Fedora Extras is extra
Michael A. Peters
mpeters at mac.com
Mon Nov 29 18:54:08 UTC 2004
On 11/29/2004 03:07:17 AM, Axel Thimm wrote:
>
> Or let me rephrase the problem, why do some people insist that
> replacing packages is bad? The replacements are obviously done for
> some reason, and not for reducing stability and security.
It's bad for several reasons -
1) Bugzilla.
A user has a bug in a program, they report it to bugzilla, clueless to
the fact that their Fedora binary was replaced by my package and that
the bug may not be present in the Fedora binary.
2) Security
Fedora does sometimes patch packages for security.
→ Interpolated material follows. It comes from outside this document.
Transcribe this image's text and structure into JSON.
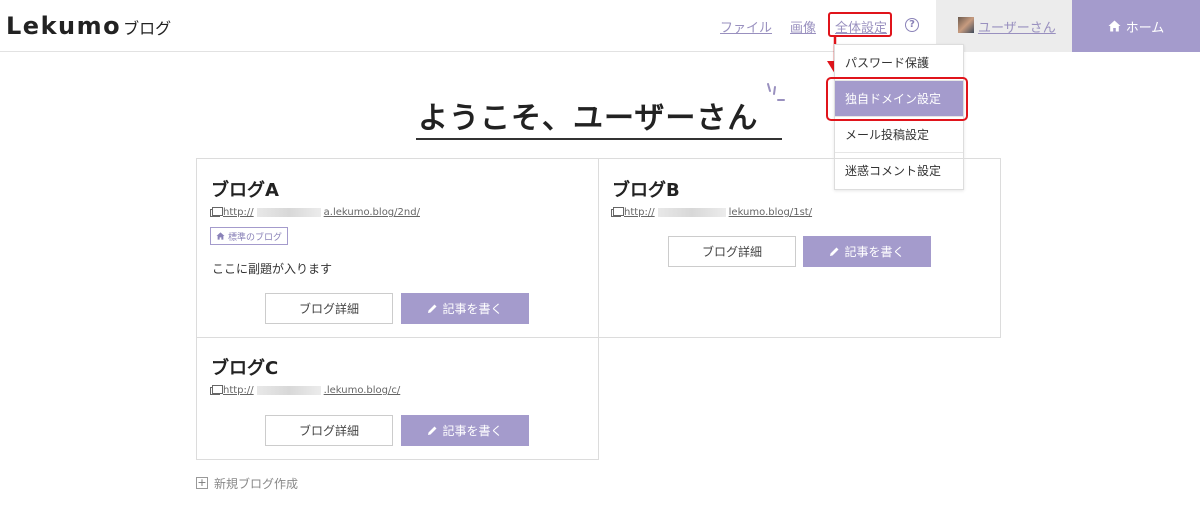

Say Fedora puts a security patch in balsa-2.2.4 but the user is running
my balsa-2.2.5 package - which also has the vulnerability, but I am not
aware of it or the patch.
Fedora releases a new balsa 2.2.4 package fixing the security issue,
but the user doesn't get the update because they have balsa 2.2.5
3) Newer isn't always better.
Maybe libfoobar.so.3.3 provides something that a fooripper needs that
libfoobar.so.3.2 doesn't provide, but at the same breaks some things
that I did not test for when packaging the newer libfoobar.